In 2015 we did our first study of this issue using granular analysis on a small data sample (4000 servers) for a six month period in 2014, using data from TSO Logic. Now we’re back with a sample four times bigger, covering six months in 2015, and with additional detail on the characteristics of virtual machines.
My colleague at Anthesis, Jon Taylor (with whom I conducted the study) wrote up a nice summary of the work here. You can also download the study at that link.
Here are a few key paragraphs:
Two years on the data set from which the original findings were drawn has grown from 4,000 physical servers to more than 16,000 physical servers and additional information on 32,000 virtual machines (VM) running on hypervisors. The new findings show improvements, as well as an alarming wake-up call.
On the upside: when an enterprise acted to remove physical zombie servers when presented with evidence of the problem’s magnitude, they were able to reduce the amount from 30 percent to eight percent in just one year. On the downside: new data show that some 30 percent of VMs are zombies, demonstrating that the same discovery, measurement, and management challenges that apply to physical servers also apply to VMs.
The study confirms that the issue is still not being adequately addressed. New data indicates that one quarter to one third of data center investments are tied up with zombie servers, both physical and virtual. Virtualization without improved measurement technologies and altered institutional practices is not a panacea. Without visibility into the scale of these wasted resources the problem will continue to challenge the data center industry.
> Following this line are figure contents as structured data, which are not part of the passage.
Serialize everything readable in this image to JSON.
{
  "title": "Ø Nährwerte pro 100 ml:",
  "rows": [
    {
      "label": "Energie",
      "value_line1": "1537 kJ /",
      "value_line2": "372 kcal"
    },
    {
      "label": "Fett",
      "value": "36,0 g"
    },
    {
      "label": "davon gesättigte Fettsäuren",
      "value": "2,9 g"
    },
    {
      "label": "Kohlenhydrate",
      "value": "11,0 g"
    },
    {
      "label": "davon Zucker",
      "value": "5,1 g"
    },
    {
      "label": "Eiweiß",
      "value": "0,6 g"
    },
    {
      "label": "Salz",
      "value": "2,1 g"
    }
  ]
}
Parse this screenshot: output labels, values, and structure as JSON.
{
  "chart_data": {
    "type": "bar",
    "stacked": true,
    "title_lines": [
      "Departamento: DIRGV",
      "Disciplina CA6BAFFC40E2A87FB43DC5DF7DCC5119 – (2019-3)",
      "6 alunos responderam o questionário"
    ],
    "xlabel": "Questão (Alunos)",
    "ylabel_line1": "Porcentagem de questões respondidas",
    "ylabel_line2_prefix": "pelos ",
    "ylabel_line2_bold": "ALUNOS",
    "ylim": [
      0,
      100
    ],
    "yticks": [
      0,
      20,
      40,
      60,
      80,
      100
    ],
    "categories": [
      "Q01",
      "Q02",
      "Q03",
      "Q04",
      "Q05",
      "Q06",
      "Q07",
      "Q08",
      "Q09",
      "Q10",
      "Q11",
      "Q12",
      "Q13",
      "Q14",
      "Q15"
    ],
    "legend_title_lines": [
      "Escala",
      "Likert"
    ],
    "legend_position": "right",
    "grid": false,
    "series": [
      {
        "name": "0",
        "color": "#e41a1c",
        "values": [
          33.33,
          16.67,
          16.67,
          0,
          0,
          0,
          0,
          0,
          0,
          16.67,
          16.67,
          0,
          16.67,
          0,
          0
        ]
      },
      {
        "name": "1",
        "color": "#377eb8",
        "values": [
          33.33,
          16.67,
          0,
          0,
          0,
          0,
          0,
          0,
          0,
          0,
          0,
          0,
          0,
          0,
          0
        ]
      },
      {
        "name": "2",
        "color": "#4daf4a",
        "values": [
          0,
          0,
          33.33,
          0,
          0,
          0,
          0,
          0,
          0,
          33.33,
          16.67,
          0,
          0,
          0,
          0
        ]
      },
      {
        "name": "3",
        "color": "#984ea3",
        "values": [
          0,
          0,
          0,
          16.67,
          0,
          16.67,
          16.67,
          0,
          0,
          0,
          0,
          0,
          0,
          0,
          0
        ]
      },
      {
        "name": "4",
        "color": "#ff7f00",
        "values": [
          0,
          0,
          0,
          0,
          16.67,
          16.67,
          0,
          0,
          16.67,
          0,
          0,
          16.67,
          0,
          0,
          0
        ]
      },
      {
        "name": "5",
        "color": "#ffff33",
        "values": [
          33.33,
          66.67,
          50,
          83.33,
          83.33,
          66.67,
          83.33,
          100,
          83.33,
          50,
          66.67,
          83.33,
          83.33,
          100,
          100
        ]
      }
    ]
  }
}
Here’s a key graph from the report:
There are some complexities in comparing the new data with the older data, because one facility in the 2014 sample decided not to allow its data to be used for the 2015 sample. The remaining facilities in the 2014 sample, when shown evidence that one third of their servers were comatose, took action and moved from more than 30% comatose to 8% comatose in just one year.
We corrected for these changes in an attempt to estimate the percent of comatose servers for enterprises that haven’t dealt with the problem, and the result is an estimate that about one quarter of servers in such companies are comatose (see the middle bar of the figure above).
Surprisingly, the percentage of virtual machines that were comatose was about 30% (see the right most bar above), indicating that the same management failures that lead to high percentages of comatose servers also afflict virtual machines. Virtualization without institutional changes is not a panacea!
One new issue raised in the latest report is important but often overlooked. Zombie servers are likely to not have been updated with the latest security patches, so they present a potent risk to the safety of the data center. Find them and remove them as soon as you can!